###A novel ‘OLFACTORY’ methodology for assessing the presence of mould in buildings
Project ID: 2228bd1128 (You will need this ID for your application)
Research Theme: Engineering
UCL Lead department: Bartlett School of Environment, Energy and Resources
Lead Supervisor: Hector Altamirano
Project Summary:
According to the English Housing Survey (EHS), the number of homes affected by moisture-related problems has decreased during the last decade. Percentages as low as 3% of the residential social sector were reported to have severe condensation and mould problems (2019-20 EHS). However, recent evidence from SHELTER shows that almost 50% of the rented properties are affected by mould, which is a significant issue for social housing landlords, given the legal requirement that rental properties should be fit for human habitation (Act 2018). The latter has been even more relevant for the UK’shousing sector given the recently reported death of a two-year-old boy living in a mould-contaminated flat. The variability in the data lies in inconsistent methods of information collection combined with tenants’ poor understanding of visible mould. This project aims to establish a new methodology to assess moisture-related problems based on olfactory perception. Since the microbial volatile organic compounds (mVOCs) produced by mould shave a strong smell and are quickly released into the air, smelling ‘damp’ is an effective indication of the existence of mould.

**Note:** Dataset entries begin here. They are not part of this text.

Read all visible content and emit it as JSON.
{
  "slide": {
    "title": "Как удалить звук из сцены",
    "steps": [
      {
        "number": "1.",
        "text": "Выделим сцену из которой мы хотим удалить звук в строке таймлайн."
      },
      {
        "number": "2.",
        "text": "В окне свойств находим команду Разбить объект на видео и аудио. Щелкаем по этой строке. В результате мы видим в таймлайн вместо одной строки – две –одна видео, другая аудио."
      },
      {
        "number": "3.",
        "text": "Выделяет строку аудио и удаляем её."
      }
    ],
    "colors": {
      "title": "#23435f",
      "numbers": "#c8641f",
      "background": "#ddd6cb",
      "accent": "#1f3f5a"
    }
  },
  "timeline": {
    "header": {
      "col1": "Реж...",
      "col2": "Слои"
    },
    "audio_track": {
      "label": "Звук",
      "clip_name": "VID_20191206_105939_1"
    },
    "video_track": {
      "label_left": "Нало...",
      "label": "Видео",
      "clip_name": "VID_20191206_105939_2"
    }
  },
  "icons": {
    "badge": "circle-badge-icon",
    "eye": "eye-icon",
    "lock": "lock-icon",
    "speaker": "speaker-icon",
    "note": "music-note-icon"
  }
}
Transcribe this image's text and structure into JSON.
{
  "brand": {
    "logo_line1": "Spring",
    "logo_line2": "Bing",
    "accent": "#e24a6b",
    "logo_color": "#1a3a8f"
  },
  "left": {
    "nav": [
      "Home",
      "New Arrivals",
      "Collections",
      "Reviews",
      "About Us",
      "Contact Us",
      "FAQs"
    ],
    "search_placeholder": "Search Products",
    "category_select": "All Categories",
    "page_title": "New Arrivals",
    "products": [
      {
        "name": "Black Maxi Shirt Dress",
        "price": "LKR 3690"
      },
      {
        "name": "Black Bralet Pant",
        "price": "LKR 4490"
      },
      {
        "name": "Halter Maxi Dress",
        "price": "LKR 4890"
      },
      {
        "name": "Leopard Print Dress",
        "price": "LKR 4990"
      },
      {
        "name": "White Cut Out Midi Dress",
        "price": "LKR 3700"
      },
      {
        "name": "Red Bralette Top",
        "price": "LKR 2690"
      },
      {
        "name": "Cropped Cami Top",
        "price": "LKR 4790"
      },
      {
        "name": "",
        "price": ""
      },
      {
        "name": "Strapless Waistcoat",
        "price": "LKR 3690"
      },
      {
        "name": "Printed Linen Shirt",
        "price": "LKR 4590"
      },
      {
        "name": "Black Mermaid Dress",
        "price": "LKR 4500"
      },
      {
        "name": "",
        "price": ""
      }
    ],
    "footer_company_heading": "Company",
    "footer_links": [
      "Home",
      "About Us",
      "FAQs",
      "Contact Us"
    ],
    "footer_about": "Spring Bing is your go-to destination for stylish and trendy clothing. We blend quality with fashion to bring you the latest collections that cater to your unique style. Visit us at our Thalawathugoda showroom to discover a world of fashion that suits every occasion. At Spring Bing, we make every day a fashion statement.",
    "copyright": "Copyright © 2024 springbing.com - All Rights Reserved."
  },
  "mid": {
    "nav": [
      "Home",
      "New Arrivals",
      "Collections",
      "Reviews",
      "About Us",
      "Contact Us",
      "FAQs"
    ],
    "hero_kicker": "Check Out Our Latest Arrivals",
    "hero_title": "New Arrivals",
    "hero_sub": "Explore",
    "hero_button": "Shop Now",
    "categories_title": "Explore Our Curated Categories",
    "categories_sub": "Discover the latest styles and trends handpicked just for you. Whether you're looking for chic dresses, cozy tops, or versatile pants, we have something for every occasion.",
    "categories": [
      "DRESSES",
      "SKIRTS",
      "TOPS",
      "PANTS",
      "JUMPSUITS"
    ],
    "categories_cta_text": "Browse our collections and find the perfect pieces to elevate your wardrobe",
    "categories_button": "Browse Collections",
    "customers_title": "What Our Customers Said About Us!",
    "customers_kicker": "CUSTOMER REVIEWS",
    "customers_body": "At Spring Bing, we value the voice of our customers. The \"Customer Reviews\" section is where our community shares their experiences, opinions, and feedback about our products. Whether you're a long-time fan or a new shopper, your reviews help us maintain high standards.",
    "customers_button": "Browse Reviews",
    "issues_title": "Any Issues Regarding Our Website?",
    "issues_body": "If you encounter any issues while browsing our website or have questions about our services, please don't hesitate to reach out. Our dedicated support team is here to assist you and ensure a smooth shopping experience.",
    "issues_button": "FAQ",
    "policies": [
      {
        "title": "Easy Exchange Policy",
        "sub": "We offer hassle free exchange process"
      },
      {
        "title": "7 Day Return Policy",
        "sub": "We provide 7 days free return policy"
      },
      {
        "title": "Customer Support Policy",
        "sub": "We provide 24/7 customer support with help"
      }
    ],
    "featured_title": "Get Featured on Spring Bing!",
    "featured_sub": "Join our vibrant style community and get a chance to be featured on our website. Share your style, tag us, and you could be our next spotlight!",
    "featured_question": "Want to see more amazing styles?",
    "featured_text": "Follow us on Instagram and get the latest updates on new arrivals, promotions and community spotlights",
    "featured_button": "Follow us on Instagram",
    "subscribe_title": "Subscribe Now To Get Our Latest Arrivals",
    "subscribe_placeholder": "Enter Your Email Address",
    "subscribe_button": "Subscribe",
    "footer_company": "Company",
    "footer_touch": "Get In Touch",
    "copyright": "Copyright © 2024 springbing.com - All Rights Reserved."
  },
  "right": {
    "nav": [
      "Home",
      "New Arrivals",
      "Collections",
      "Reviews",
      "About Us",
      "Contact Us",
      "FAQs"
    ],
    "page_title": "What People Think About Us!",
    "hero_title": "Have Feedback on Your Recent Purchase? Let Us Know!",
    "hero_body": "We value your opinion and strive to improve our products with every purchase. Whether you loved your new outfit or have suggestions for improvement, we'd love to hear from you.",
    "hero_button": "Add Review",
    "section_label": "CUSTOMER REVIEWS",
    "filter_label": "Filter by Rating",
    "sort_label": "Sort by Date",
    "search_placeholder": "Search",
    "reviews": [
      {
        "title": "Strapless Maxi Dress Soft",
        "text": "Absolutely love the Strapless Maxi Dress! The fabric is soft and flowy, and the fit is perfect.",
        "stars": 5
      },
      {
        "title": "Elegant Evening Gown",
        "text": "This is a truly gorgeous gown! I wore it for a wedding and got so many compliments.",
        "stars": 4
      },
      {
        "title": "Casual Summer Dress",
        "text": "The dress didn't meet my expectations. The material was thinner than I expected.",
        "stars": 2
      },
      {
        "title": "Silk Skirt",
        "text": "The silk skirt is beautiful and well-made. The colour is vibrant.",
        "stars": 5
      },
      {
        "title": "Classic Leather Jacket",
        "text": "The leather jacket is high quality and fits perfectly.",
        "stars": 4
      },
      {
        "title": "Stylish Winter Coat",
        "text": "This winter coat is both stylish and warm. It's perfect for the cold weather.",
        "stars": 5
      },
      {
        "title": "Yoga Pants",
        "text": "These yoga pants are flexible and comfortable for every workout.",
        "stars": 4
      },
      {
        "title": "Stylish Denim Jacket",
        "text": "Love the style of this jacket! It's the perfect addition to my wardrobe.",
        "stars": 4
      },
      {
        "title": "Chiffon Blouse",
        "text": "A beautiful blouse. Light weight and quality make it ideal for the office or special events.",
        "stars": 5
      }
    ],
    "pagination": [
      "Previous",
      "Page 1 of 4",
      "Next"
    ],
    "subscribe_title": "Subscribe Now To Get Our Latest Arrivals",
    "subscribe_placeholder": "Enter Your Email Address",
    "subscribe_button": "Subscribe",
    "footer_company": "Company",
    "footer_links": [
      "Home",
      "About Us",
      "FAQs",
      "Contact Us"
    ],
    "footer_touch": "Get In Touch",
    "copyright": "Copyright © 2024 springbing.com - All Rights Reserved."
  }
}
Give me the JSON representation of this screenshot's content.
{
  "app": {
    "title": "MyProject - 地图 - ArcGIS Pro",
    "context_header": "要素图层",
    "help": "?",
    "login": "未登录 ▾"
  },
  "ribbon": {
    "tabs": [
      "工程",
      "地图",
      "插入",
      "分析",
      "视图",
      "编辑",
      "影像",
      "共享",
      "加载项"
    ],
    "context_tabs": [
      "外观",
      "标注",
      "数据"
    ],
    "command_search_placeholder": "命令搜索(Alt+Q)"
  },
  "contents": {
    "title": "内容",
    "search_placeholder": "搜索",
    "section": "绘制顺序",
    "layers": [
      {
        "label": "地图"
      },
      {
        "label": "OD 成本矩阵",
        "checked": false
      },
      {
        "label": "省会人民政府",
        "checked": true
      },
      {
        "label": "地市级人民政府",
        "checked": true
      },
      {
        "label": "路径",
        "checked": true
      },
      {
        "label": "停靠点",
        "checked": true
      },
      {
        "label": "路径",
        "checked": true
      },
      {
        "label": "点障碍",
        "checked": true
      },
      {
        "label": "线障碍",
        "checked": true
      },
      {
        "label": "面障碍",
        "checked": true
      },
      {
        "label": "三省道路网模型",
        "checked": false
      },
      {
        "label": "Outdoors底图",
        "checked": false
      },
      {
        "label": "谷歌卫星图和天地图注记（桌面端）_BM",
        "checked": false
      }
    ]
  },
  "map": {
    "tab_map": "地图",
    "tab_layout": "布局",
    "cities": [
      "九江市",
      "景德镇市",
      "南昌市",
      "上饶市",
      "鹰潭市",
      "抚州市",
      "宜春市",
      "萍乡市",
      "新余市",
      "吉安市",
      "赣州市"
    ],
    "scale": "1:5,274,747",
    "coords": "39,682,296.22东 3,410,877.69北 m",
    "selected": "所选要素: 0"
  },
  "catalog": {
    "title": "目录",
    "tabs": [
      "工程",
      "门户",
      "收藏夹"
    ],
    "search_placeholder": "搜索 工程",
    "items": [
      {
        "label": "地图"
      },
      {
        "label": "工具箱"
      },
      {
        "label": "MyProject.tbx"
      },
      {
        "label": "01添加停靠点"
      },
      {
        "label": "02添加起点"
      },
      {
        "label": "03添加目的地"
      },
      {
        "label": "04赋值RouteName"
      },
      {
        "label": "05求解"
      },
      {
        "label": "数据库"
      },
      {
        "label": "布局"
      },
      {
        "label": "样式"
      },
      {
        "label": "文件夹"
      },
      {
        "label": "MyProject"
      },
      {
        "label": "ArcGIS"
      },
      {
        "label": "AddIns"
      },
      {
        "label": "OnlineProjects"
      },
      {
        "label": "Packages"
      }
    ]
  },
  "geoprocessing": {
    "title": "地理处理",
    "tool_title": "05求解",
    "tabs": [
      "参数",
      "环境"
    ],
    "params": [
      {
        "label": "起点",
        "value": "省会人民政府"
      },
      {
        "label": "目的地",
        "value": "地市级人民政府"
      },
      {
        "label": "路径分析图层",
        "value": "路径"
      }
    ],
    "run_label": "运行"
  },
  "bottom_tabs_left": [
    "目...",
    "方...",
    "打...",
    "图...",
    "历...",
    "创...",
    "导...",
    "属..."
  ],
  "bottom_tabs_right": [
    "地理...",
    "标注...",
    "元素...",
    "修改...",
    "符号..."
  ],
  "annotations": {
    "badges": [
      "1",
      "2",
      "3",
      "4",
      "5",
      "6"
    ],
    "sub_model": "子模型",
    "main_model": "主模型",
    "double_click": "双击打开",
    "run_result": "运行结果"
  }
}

The PhD will explore i) The common mould species found in UK homes and their water requirements for germination and growth, from highly hydrophilic (wet loving) to highly xerophilic (dry loving) species. ii) the influence of indoor environmental conditions on mould development, specifically on the production and release of microbial volatile organic compounds (mVOCs), and iii) the variation of smells associated with those microbial volatile organic compounds (mVOCs). Experimental work will be carried out analysing common moulds growing in buildings using chromatography/mass-spectrometry coupled with olfactometric detection (GC-O). This technique enables human analysts to record data on odour sensations. An interdisciplinary methodology to assess indoor mould in residential properties will be developed and tested in mould-contaminated properties.